Before you can score you’ve got to get the rock. Syracuse had 5 offensive and 28 defensive rebounds. They had 11 offensive and 22 defensive rebounds. When we missed we got the ball only 5 of 27 times, (18.5%). When they missed, they got the ball 11 of 39 times (28.2%). We’ve averaged getting 40.6% of our misses and our opposition has gotten 325% of theirs. We have won the rebounding battle by this measure 6 times in 10 games (but only 1 of the last 5 games).

Of our 11 turnovers, 5 were their steals and 6 were our own miscues. Of their 9 turnovers, 6 were Syracuse steals and 3 were their fault. Syracuse has had fewer turnovers in all but this game, (99-165) and are also ahead in unforced errors, (54-63). That’s very impressive for a team with a young backcourt.

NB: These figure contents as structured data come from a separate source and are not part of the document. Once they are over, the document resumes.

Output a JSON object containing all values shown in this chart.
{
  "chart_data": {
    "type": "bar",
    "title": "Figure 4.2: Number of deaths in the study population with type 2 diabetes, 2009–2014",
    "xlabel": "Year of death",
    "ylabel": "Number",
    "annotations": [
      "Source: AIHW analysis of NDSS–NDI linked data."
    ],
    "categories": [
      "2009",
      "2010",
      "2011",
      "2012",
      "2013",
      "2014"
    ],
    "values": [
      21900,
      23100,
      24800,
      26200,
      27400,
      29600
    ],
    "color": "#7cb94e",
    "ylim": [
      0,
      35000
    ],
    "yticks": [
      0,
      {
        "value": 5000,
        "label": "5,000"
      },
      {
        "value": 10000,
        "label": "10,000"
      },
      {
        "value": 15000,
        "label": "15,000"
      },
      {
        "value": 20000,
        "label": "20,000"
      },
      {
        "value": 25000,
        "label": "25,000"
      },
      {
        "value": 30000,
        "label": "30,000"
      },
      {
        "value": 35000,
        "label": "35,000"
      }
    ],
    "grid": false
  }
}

If you add our 33 rebounds to their 9 turnovers, we had 42 “manufactured possessions”. They had 33 + 11 = 44, so we were -2. We’ve won that battle every time this season, except this game, with an average margin of +11.4, It’s the main reason we are 10-0.

Shooting:

It’s still what the game is all about. We were 23 for 36, (.639), inside the arc, 1 for 8, (.125), outside it and 19 for 28 (.679) from the line. They were 20/41, (.488), 1/15 (.067) and 20 for 26, (.769). On the season, Syracuse is shooting .510/.352/.685, the opposition .495/.338/.703. Here are our two point percentages for every year of this decade: 2009-10: .571-.462 (+109), 2010-11: .562-.444 (+118), 2011-12: .519-.425 (+94), 2012-13: .485-.425 (+60). So far this year: .510-.495 = +15.

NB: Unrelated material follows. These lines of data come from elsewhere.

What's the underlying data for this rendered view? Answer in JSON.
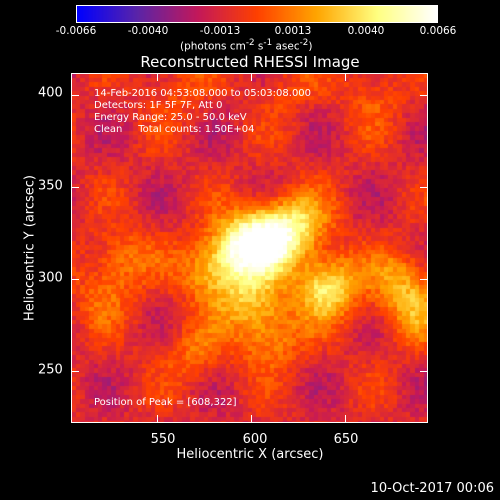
{
  "colorbar": {
    "ticks": [
      "-0.0066",
      "-0.0040",
      "-0.0013",
      "0.0013",
      "0.0040",
      "0.0066"
    ],
    "unit_html": "(photons cm<sup>-2</sup> s<sup>-1</sup> asec<sup>-2</sup>)",
    "colors": [
      "#0000ff",
      "#5a24a8",
      "#c2185b",
      "#ff4000",
      "#ffa500",
      "#ffff80",
      "#ffffff"
    ]
  },
  "title": "Reconstructed RHESSI Image",
  "info": {
    "line1": "14-Feb-2016 04:53:08.000 to 05:03:08.000",
    "line2": "Detectors: 1F 5F 7F, Att 0",
    "line3": "Energy Range: 25.0 - 50.0 keV",
    "line4": "Clean     Total counts: 1.50E+04",
    "peak": "Position of Peak = [608,322]"
  },
  "chart_data": {
    "type": "heatmap",
    "title": "Reconstructed RHESSI Image",
    "xlabel": "Heliocentric X (arcsec)",
    "ylabel": "Heliocentric Y (arcsec)",
    "xlim": [
      504,
      694
    ],
    "ylim": [
      222,
      412
    ],
    "xticks": [
      550,
      600,
      650
    ],
    "yticks": [
      250,
      300,
      350,
      400
    ],
    "xtick_labels": [
      "550",
      "600",
      "650"
    ],
    "ytick_labels": [
      "250",
      "300",
      "350",
      "400"
    ],
    "clim": [
      -0.0066,
      0.0066
    ],
    "peak": [
      608,
      322
    ],
    "sources": [
      {
        "x": 608,
        "y": 322,
        "amp": 0.0066
      },
      {
        "x": 593,
        "y": 318,
        "amp": 0.0045
      },
      {
        "x": 625,
        "y": 331,
        "amp": 0.004
      },
      {
        "x": 640,
        "y": 297,
        "amp": 0.0055
      },
      {
        "x": 578,
        "y": 305,
        "amp": 0.0035
      },
      {
        "x": 600,
        "y": 290,
        "amp": 0.0035
      },
      {
        "x": 610,
        "y": 270,
        "amp": 0.003
      },
      {
        "x": 530,
        "y": 312,
        "amp": 0.0025
      },
      {
        "x": 570,
        "y": 262,
        "amp": 0.002
      },
      {
        "x": 680,
        "y": 300,
        "amp": 0.003
      },
      {
        "x": 688,
        "y": 282,
        "amp": 0.0025
      },
      {
        "x": 520,
        "y": 290,
        "amp": 0.0015
      },
      {
        "x": 560,
        "y": 405,
        "amp": 0.0015
      },
      {
        "x": 620,
        "y": 405,
        "amp": 0.0012
      },
      {
        "x": 665,
        "y": 400,
        "amp": 0.0015
      }
    ]
  },
  "timestamp": "10-Oct-2017 00:06"
}
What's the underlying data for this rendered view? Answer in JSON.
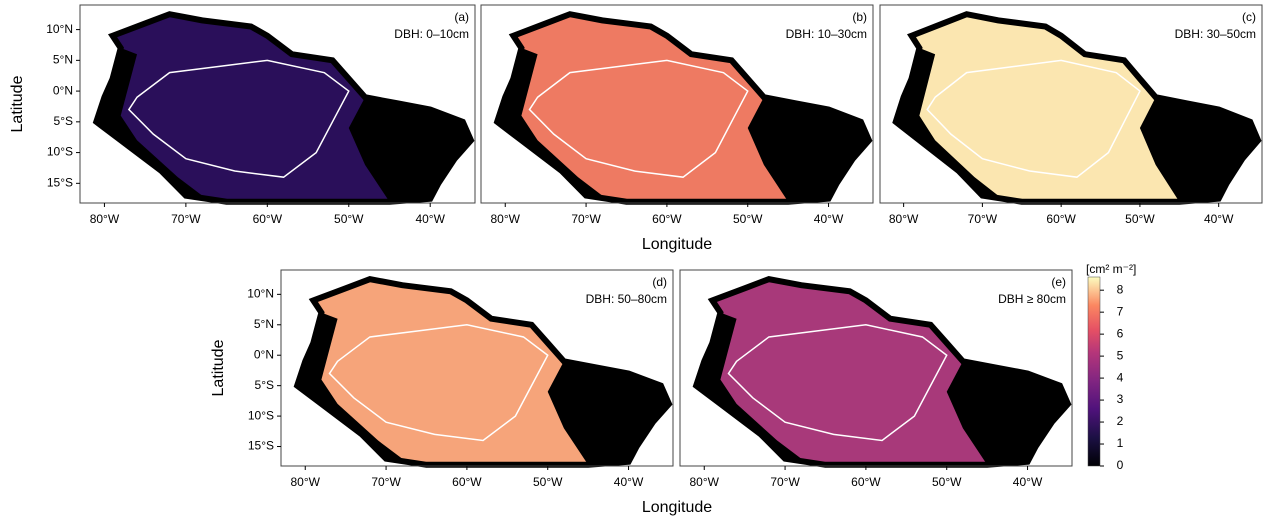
{
  "x_label": "Longitude",
  "y_label": "Latitude",
  "xlim": [
    -83,
    -34.5
  ],
  "ylim": [
    -18.2,
    14
  ],
  "xticks": [
    {
      "value": -80,
      "label": "80°W"
    },
    {
      "value": -70,
      "label": "70°W"
    },
    {
      "value": -60,
      "label": "60°W"
    },
    {
      "value": -50,
      "label": "50°W"
    },
    {
      "value": -40,
      "label": "40°W"
    }
  ],
  "yticks": [
    {
      "value": 10,
      "label": "10°N"
    },
    {
      "value": 5,
      "label": "5°N"
    },
    {
      "value": 0,
      "label": "0°N"
    },
    {
      "value": -5,
      "label": "5°S"
    },
    {
      "value": -10,
      "label": "10°S"
    },
    {
      "value": -15,
      "label": "15°S"
    }
  ],
  "panels": [
    {
      "label": "(a)",
      "dbh": "DBH: 0–10cm",
      "color": "#2a0f5a"
    },
    {
      "label": "(b)",
      "dbh": "DBH: 10–30cm",
      "color": "#ee7a62"
    },
    {
      "label": "(c)",
      "dbh": "DBH: 30–50cm",
      "color": "#fbe6b0"
    },
    {
      "label": "(d)",
      "dbh": "DBH: 50–80cm",
      "color": "#f6a47a"
    },
    {
      "label": "(e)",
      "dbh": "DBH ≥ 80cm",
      "color": "#a8397a"
    }
  ],
  "colorbar": {
    "label": "[cm² m⁻²]",
    "lim": [
      0,
      8.6
    ],
    "ticks": [
      0,
      1,
      2,
      3,
      4,
      5,
      6,
      7,
      8
    ]
  }
}
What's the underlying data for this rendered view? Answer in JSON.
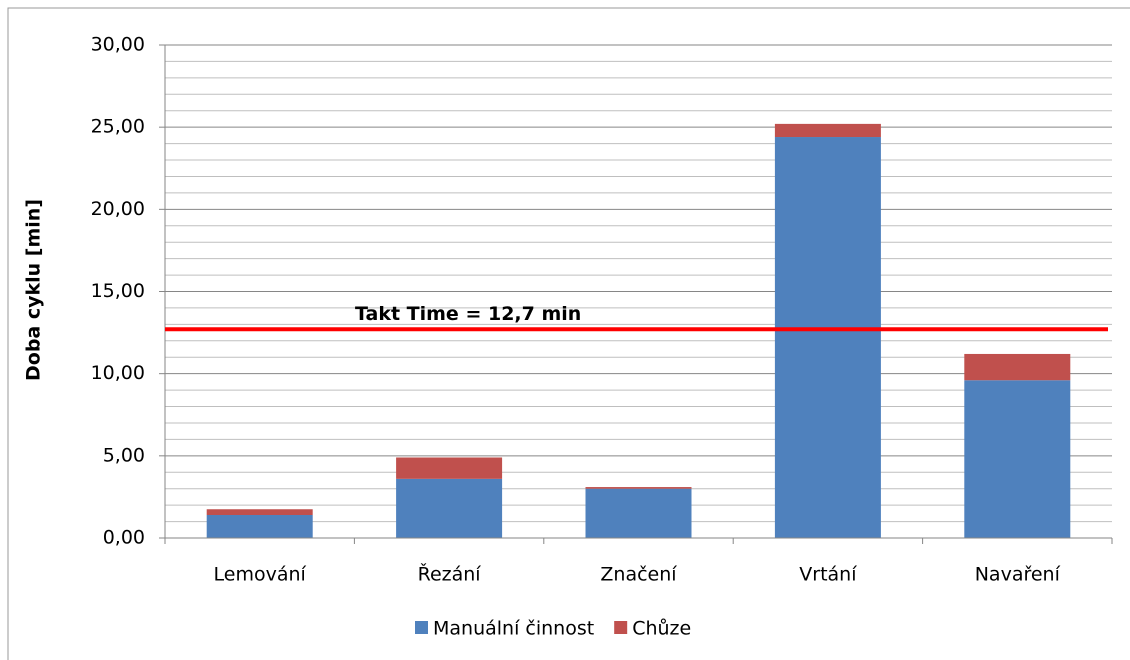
{
  "chart_data": {
    "type": "bar",
    "stacked": true,
    "y_label": "Doba cyklu [min]",
    "categories": [
      "Lemování",
      "Řezání",
      "Značení",
      "Vrtání",
      "Navaření"
    ],
    "series": [
      {
        "name": "Manuální činnost",
        "color": "#4f81bd",
        "values": [
          1.4,
          3.6,
          3.0,
          24.4,
          9.6
        ]
      },
      {
        "name": "Chůze",
        "color": "#c0504d",
        "values": [
          0.35,
          1.3,
          0.1,
          0.8,
          1.6
        ]
      }
    ],
    "ylim": [
      0,
      30
    ],
    "yticks": [
      {
        "value": 0,
        "label": "0,00"
      },
      {
        "value": 5,
        "label": "5,00"
      },
      {
        "value": 10,
        "label": "10,00"
      },
      {
        "value": 15,
        "label": "15,00"
      },
      {
        "value": 20,
        "label": "20,00"
      },
      {
        "value": 25,
        "label": "25,00"
      },
      {
        "value": 30,
        "label": "30,00"
      }
    ],
    "yminorticks": [
      1,
      2,
      3,
      4,
      6,
      7,
      8,
      9,
      11,
      12,
      13,
      14,
      16,
      17,
      18,
      19,
      21,
      22,
      23,
      24,
      26,
      27,
      28,
      29
    ],
    "grid": true,
    "legend": "bottom",
    "annotations": [
      {
        "text": "Takt Time = 12,7 min",
        "value": 12.7,
        "color": "#ff0000"
      }
    ]
  }
}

We had 68 points, 38 in the paint, 3 from the arc and 19 from the line so we scored 8 points from what I’ll call the “Twilight Zone”: that area between the paint and the arc that is the land of the pull-up jump shot, a lost art but a great weapon. They had 63-34-3-20 =6 points in the Twilight Zone. Overall, we had 11 POP: Points Outside the Paint to 9 for them. So far this year Syracuse is averaging 25 POP, 8 from the TZ, the opposition 26/5.

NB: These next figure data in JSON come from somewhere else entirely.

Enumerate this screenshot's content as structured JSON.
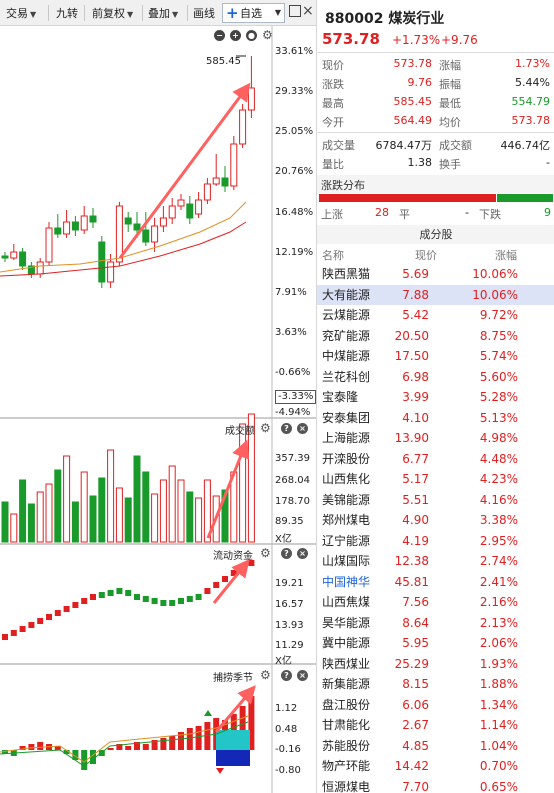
{
  "toolbar": {
    "items": [
      {
        "label": "交易",
        "drop": true
      },
      {
        "label": "九转",
        "drop": false
      },
      {
        "label": "前复权",
        "drop": true
      },
      {
        "label": "叠加",
        "drop": true
      },
      {
        "label": "画线",
        "drop": false
      }
    ],
    "favorite": {
      "icon": "+",
      "label": "自选"
    },
    "restore_icon": "restore-icon",
    "close_icon": "×"
  },
  "chart": {
    "price_axis": [
      "33.61%",
      "29.33%",
      "25.05%",
      "20.76%",
      "16.48%",
      "12.19%",
      "7.91%",
      "3.63%",
      "-0.66%",
      "-4.94%"
    ],
    "current_pct_tag": "-3.33%",
    "high_label": "585.45",
    "volume": {
      "title": "成交额",
      "axis": [
        "357.39",
        "268.04",
        "178.70",
        "89.35"
      ],
      "unit": "X亿"
    },
    "flow": {
      "title": "流动资金",
      "axis": [
        "19.21",
        "16.57",
        "13.93",
        "11.29"
      ],
      "unit": "X亿"
    },
    "season": {
      "title": "捕捞季节",
      "axis": [
        "1.12",
        "0.48",
        "-0.16",
        "-0.80"
      ]
    },
    "colors": {
      "up": "#e02020",
      "down": "#1a9a2a",
      "ma_short": "#e09020",
      "ma_long": "#e02020"
    }
  },
  "quote": {
    "code": "880002",
    "name": "煤炭行业",
    "price": "573.78",
    "change_pct": "+1.73%",
    "change": "+9.76",
    "stats": [
      {
        "label": "现价",
        "value": "573.78",
        "color": "red",
        "label2": "涨幅",
        "value2": "1.73%",
        "color2": "red"
      },
      {
        "label": "涨跌",
        "value": "9.76",
        "color": "red",
        "label2": "振幅",
        "value2": "5.44%",
        "color2": "black"
      },
      {
        "label": "最高",
        "value": "585.45",
        "color": "red",
        "label2": "最低",
        "value2": "554.79",
        "color2": "green"
      },
      {
        "label": "今开",
        "value": "564.49",
        "color": "red",
        "label2": "均价",
        "value2": "573.78",
        "color2": "red"
      }
    ],
    "stats2": [
      {
        "label": "成交量",
        "value": "6784.47万",
        "label2": "成交额",
        "value2": "446.74亿"
      },
      {
        "label": "量比",
        "value": "1.38",
        "label2": "换手",
        "value2": "-"
      }
    ],
    "distribution": {
      "title": "涨跌分布",
      "up_label": "上涨",
      "up_count": "28",
      "flat_label": "平",
      "flat_count": "-",
      "down_label": "下跌",
      "down_count": "9",
      "up_ratio": 0.757
    }
  },
  "components": {
    "title": "成分股",
    "headers": {
      "name": "名称",
      "price": "现价",
      "change": "涨幅"
    },
    "rows": [
      {
        "name": "陕西黑猫",
        "price": "5.69",
        "change": "10.06%"
      },
      {
        "name": "大有能源",
        "price": "7.88",
        "change": "10.06%",
        "selected": true
      },
      {
        "name": "云煤能源",
        "price": "5.42",
        "change": "9.72%"
      },
      {
        "name": "兖矿能源",
        "price": "20.50",
        "change": "8.75%"
      },
      {
        "name": "中煤能源",
        "price": "17.50",
        "change": "5.74%"
      },
      {
        "name": "兰花科创",
        "price": "6.98",
        "change": "5.60%"
      },
      {
        "name": "宝泰隆",
        "price": "3.99",
        "change": "5.28%"
      },
      {
        "name": "安泰集团",
        "price": "4.10",
        "change": "5.13%"
      },
      {
        "name": "上海能源",
        "price": "13.90",
        "change": "4.98%"
      },
      {
        "name": "开滦股份",
        "price": "6.77",
        "change": "4.48%"
      },
      {
        "name": "山西焦化",
        "price": "5.17",
        "change": "4.23%"
      },
      {
        "name": "美锦能源",
        "price": "5.51",
        "change": "4.16%"
      },
      {
        "name": "郑州煤电",
        "price": "4.90",
        "change": "3.38%"
      },
      {
        "name": "辽宁能源",
        "price": "4.19",
        "change": "2.95%"
      },
      {
        "name": "山煤国际",
        "price": "12.38",
        "change": "2.74%"
      },
      {
        "name": "中国神华",
        "price": "45.81",
        "change": "2.41%",
        "blue": true
      },
      {
        "name": "山西焦煤",
        "price": "7.56",
        "change": "2.16%"
      },
      {
        "name": "昊华能源",
        "price": "8.64",
        "change": "2.13%"
      },
      {
        "name": "冀中能源",
        "price": "5.95",
        "change": "2.06%"
      },
      {
        "name": "陕西煤业",
        "price": "25.29",
        "change": "1.93%"
      },
      {
        "name": "新集能源",
        "price": "8.15",
        "change": "1.88%"
      },
      {
        "name": "盘江股份",
        "price": "6.06",
        "change": "1.34%"
      },
      {
        "name": "甘肃能化",
        "price": "2.67",
        "change": "1.14%"
      },
      {
        "name": "苏能股份",
        "price": "4.85",
        "change": "1.04%"
      },
      {
        "name": "物产环能",
        "price": "14.42",
        "change": "0.70%"
      },
      {
        "name": "恒源煤电",
        "price": "7.70",
        "change": "0.65%"
      }
    ]
  }
}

12 of our 24 baskets were assisted (.500) and 10 of their 21 (.476). For the year we are assisting on 52.2% of our baskets to 60.0% for the opposition, who have had more assists and a higher percentage in 7 of 10 games, all of which we’ve won. .

You compute “Offensive Efficiency” by taking field goal attempts – offensive rebounds + turnovers plus 47.5% of free throws attempted and dividing that into the number of points. We were 44 FGA -5 OREBs + 11TOs + (.475 x 28) = 63.3 possessions. They were 56 – 11 + 9 + (.475 x 26) = 66.35 possessions. Since possessions shouldn’t be more than one off, I’ll count that as 64 possessions in which we scored 68 points, (1.063) and 65 possessions in which they scored 63 points, (0.969). For the year we are 1.182 vs. 0.969. We’ve been more efficient than our opposition in every game so far, which is also why we are 10-0.

Every other level of basketball plays quarters. To check the consistency of our performance, I look at what the score was at the 10 minute mark of each half to see what the quarterly scores would be. At a minimum, I think we want to score at least 15 points in each quarter and try to hold the opposition to less than that. The quarterly breakdown for this game: 17-13, 22-14, 14-23, 15-13. The average for the season is: 17-13, 21-17, 19-16, 19-17, (it takes a while for both teams to get warmed up, apparently). We’ve won 27 quarters, lost 11 and tied 2. We’ve scored at least 15 in 34 of 40 quarters and held the opposition under that 17 times.

Hubert Davis once told us to “Get an offensive dude”. I decided to name an “Offensive Dude Of the Game, or an O-Dog. and use the hockey concept of points + assists. In this game, Tyler Ennis scored 21 points and had 6 assists for 27 “hockey points” to lead the team. So far C.J. Fair’s done it 5 times, Tyler Ennis 4 times, Trevor Cooney twice and Jerami Grant has done it once.

I also like to keep track who sits us down in each half. Besides being fun it gives an indication of who Coach B likes to design plays for since opening possessions are more likely to be scripted that those later in the game, (although sometimes we don’t score until later in the game). DaJuan Coleman sat us down in the first half with a lay-up 41 seconds in. Rakeem Christmas did it with a dunk 2:10 into the second half. CJ Fair has now sat us down 6 times, Coleman 5 times Trevor Cooney, Tyler Ennis 4 times each and Christmas this one time.